Changed on 07/23/15 at 07:44:54 by Sebastian Huber
Attachment: | libgomp-parallel-bench-sys-lock.png added |
---|
comment:6 Changed on 07/23/15 at 07:59:54 by Sebastian Huber
Performance with self-contained objects defined in Newlib <sys/lock.h>. The barrier implementation is virtually identical to the Linux futex barrier present in libgomp.
Microbench (2 processor T4240):
barrier bench 0.387543 seconds
parallel bench 0.258221 seconds
static bench 0.0215772 seconds
dynamic bench 0.224599 seconds
guided bench 0.00639818 seconds
runtime bench 0.229863 seconds
single bench 0.0711802 seconds
Microbench (24 processor T4240):
barrier bench 5.74687 seconds
parallel bench 2.38893 seconds
static bench 0.118236 seconds
dynamic bench 0.2516 seconds
guided bench 0.00146854 seconds
runtime bench 0.250789 seconds
single bench 0.543456 seconds
This is a major improvement compared to the previous versions. In the parallel bench profile, the only operating system function is _Futex_Wake() with 13% processor utilization. This is all right, since barrier operations are heavily used in this test case.

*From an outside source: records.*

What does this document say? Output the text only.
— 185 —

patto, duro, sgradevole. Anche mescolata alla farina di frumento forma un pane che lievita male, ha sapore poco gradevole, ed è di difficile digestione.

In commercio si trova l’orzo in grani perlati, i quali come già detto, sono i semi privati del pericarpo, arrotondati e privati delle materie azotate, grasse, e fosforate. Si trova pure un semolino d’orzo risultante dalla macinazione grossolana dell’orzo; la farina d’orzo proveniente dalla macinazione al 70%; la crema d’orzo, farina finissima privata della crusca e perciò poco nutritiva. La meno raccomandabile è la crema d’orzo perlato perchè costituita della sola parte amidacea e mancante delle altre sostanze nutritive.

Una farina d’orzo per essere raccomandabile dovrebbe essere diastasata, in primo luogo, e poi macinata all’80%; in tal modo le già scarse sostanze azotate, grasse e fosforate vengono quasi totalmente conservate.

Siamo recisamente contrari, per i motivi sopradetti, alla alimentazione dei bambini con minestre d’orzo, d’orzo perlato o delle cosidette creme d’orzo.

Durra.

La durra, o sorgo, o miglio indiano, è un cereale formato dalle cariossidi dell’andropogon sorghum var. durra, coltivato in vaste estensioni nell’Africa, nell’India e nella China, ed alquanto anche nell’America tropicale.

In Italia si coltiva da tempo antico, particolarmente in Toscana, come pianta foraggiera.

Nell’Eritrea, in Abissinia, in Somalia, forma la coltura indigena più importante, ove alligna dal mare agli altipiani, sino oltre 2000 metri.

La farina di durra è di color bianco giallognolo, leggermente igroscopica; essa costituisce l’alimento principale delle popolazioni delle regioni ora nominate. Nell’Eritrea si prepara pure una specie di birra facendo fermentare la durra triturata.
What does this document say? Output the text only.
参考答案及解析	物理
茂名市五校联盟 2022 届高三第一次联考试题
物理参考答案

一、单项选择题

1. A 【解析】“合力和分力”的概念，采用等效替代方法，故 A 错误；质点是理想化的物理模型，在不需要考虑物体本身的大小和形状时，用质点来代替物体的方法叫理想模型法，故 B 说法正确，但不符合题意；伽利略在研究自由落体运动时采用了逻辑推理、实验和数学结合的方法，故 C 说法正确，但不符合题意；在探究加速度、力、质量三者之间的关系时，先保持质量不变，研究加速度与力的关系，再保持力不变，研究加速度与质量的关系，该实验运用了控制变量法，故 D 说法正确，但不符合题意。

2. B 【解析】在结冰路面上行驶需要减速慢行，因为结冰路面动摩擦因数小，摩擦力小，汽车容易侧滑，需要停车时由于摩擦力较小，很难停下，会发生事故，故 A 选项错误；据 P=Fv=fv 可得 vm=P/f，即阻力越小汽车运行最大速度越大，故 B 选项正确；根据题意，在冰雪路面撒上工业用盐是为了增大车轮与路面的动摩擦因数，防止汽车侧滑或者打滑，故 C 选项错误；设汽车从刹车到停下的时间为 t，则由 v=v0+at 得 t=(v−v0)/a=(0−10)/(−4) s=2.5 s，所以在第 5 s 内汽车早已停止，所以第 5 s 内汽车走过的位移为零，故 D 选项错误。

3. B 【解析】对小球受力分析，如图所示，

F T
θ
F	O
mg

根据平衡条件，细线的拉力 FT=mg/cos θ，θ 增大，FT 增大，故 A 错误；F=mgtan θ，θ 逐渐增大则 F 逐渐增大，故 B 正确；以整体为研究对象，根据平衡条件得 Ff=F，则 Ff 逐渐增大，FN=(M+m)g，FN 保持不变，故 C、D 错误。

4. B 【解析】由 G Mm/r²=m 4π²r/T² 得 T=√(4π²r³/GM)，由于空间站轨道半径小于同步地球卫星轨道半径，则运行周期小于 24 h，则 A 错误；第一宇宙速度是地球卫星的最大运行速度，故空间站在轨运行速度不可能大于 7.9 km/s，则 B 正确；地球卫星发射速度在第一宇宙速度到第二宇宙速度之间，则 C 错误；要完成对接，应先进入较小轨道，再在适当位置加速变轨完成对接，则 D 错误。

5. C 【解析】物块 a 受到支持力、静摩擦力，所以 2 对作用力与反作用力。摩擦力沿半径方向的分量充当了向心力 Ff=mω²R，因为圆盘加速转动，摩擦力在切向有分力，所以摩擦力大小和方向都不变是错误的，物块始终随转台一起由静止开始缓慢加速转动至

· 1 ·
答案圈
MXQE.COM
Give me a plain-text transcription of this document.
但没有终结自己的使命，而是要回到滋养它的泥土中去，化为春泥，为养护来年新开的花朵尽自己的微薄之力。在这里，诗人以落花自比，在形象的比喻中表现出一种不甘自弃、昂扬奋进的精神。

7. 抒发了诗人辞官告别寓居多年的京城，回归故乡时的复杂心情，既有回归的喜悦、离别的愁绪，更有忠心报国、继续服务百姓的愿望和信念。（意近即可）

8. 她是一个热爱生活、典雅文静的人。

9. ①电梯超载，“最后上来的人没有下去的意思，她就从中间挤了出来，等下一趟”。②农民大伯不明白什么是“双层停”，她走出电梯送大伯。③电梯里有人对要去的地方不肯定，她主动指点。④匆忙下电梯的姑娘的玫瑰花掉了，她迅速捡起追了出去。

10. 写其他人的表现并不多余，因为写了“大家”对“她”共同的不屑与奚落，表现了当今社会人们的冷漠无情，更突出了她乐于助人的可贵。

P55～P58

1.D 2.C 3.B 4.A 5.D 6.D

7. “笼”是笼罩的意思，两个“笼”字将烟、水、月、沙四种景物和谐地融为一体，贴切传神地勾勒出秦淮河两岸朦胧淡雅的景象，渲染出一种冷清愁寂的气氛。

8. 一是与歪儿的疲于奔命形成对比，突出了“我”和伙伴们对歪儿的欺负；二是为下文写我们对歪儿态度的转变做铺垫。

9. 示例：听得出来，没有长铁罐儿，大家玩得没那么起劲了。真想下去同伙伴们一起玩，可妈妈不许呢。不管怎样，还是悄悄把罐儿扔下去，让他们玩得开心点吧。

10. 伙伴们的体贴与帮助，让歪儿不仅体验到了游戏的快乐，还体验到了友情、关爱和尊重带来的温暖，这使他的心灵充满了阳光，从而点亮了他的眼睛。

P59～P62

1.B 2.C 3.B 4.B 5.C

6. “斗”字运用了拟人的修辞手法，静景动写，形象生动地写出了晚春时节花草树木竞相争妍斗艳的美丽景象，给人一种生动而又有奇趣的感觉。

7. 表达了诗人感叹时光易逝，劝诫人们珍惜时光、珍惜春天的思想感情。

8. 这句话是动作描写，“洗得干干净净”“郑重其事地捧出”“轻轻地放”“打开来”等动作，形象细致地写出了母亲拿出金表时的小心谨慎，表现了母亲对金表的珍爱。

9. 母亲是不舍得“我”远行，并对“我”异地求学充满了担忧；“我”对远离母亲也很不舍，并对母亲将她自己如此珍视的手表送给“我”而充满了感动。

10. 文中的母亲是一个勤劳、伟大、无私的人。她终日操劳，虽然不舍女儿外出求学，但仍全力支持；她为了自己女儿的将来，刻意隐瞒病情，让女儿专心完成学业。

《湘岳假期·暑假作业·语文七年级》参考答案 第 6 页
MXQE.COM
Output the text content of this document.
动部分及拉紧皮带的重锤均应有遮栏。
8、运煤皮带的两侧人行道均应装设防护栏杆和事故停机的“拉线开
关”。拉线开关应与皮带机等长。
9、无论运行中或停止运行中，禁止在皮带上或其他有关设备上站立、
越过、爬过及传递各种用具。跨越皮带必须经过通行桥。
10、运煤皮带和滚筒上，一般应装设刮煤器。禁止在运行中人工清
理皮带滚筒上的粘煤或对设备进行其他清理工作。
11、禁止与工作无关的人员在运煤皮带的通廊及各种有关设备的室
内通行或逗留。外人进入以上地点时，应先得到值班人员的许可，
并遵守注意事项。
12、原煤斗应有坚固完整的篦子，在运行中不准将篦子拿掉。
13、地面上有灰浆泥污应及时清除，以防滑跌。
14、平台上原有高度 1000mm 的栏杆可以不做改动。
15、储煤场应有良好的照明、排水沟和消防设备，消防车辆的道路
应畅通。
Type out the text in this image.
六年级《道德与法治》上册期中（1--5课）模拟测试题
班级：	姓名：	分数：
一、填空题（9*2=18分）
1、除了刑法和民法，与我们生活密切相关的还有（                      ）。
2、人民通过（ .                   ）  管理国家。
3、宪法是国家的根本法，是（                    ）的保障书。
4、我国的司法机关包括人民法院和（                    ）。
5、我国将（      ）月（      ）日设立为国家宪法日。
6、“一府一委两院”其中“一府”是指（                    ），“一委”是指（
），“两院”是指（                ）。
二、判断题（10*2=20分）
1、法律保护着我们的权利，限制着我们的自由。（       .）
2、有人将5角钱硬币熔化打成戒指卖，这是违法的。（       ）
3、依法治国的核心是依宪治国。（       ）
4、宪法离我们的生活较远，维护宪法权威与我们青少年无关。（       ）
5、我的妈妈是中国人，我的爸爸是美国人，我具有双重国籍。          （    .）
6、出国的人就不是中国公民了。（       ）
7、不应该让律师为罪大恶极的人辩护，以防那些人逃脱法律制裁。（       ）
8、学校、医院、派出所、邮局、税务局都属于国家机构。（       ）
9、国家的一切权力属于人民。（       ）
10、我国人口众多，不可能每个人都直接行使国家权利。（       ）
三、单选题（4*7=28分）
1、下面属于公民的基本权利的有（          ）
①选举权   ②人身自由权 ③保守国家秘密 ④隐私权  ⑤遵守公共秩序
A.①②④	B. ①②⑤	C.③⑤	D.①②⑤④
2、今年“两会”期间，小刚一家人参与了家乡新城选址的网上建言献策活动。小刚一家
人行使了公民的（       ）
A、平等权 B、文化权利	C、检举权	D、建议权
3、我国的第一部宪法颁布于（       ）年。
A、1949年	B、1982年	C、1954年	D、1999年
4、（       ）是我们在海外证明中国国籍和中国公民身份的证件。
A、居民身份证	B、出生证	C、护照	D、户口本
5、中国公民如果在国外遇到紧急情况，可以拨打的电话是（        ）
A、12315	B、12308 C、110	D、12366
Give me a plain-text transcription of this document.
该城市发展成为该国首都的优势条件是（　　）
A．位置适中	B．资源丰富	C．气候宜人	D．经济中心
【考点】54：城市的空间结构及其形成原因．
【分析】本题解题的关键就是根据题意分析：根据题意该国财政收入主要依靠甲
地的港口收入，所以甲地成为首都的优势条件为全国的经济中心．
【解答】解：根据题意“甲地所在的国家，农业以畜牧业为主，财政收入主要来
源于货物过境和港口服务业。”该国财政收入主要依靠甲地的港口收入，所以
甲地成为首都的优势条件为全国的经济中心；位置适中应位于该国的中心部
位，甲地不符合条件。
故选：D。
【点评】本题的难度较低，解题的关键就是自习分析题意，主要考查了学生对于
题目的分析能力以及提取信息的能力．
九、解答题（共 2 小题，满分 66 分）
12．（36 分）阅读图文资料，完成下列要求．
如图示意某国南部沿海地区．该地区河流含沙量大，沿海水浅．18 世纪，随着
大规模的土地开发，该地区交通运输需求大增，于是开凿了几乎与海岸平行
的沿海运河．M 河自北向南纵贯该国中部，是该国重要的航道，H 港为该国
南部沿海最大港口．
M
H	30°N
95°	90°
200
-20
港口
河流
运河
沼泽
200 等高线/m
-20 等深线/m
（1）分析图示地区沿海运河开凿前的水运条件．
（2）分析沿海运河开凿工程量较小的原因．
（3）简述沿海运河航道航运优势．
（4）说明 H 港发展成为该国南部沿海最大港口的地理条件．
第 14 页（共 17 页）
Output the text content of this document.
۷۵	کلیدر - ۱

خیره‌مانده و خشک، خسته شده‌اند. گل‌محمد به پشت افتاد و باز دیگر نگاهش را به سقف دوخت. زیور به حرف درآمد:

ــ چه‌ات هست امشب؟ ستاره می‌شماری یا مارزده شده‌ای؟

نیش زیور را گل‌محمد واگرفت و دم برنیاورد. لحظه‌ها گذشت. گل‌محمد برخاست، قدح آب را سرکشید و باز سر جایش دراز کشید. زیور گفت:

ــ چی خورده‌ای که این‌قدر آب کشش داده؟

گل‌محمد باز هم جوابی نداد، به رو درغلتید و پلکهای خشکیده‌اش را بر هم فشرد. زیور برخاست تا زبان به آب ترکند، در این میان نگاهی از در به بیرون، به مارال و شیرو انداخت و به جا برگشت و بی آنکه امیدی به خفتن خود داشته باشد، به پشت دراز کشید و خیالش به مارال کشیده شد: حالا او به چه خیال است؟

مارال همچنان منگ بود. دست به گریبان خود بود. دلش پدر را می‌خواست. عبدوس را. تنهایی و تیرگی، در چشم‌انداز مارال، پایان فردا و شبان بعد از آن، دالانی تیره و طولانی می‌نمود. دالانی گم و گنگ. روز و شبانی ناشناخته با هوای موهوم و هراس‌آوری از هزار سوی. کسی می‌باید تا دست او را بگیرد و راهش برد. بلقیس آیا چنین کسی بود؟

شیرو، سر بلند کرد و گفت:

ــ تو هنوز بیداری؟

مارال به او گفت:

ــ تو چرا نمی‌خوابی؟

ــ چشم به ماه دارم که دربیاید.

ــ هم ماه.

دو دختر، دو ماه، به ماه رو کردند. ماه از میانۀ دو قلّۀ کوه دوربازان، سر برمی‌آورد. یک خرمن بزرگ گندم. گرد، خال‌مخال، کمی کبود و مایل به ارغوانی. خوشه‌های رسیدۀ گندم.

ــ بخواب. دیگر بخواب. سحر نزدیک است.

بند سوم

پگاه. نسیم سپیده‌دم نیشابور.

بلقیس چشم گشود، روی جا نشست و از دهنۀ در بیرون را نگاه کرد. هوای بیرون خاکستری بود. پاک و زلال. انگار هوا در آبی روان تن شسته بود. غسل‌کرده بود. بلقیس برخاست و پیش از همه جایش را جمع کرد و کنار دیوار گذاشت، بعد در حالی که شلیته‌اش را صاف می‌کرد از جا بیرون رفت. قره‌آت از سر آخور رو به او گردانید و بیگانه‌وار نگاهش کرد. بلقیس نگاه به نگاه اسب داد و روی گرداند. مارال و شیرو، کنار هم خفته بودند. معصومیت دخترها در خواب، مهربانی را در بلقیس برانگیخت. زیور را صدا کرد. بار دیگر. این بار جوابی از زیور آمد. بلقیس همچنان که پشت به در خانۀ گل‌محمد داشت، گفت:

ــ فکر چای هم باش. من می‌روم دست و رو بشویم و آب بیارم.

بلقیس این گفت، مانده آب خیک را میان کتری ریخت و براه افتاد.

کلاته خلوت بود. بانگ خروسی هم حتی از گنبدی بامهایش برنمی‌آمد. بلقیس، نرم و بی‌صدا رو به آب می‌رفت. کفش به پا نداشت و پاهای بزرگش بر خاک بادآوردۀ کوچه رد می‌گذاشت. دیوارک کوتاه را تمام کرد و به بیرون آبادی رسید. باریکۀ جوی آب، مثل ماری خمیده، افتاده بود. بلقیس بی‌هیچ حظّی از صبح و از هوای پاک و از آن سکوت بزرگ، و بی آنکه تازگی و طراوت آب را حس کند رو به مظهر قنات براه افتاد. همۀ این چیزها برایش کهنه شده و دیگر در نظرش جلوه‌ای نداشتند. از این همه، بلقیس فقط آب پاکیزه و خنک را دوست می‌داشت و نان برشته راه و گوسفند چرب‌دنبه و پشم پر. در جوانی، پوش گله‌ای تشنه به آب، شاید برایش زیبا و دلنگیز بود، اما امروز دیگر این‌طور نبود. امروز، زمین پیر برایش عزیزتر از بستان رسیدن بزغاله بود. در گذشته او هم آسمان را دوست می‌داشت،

Changed on 07/23/15 at 08:01:05 by Sebastian Huber
comment:7 Changed on 07/31/15 at 05:28:42 by Sebastian Huber
The relevant Newlib patches are checked in:
The relevant RTEMS patches are checked in:
https://git.rtems.org/rtems/commit/?id=9e9e61d27d146e2ca83d5b0f590683a3f605c3f1
The relevant GCC patches are sent for review:
https://gcc.gnu.org/ml/gcc-patches/2015-07/msg01837.html
https://gcc.gnu.org/ml/gcc-patches/2015-07/msg02347.html
comment:8 Changed on 09/04/15 at 11:45:56 by Sebastian Huber <sebastian.huber@…>
Resolution: | → fixed |
---|---|
Status: | accepted → closed |
comment:9 Changed on 10/10/17 at 05:58:26 by Sebastian Huber
Component: | GCC → tool/gcc |
---|
OpenMP using the POSIX configuration is available in GCC 4.9.3 and later. It is enabled in the RSB for RTEMS 4.11 on ARM, PowerPC and SPARC.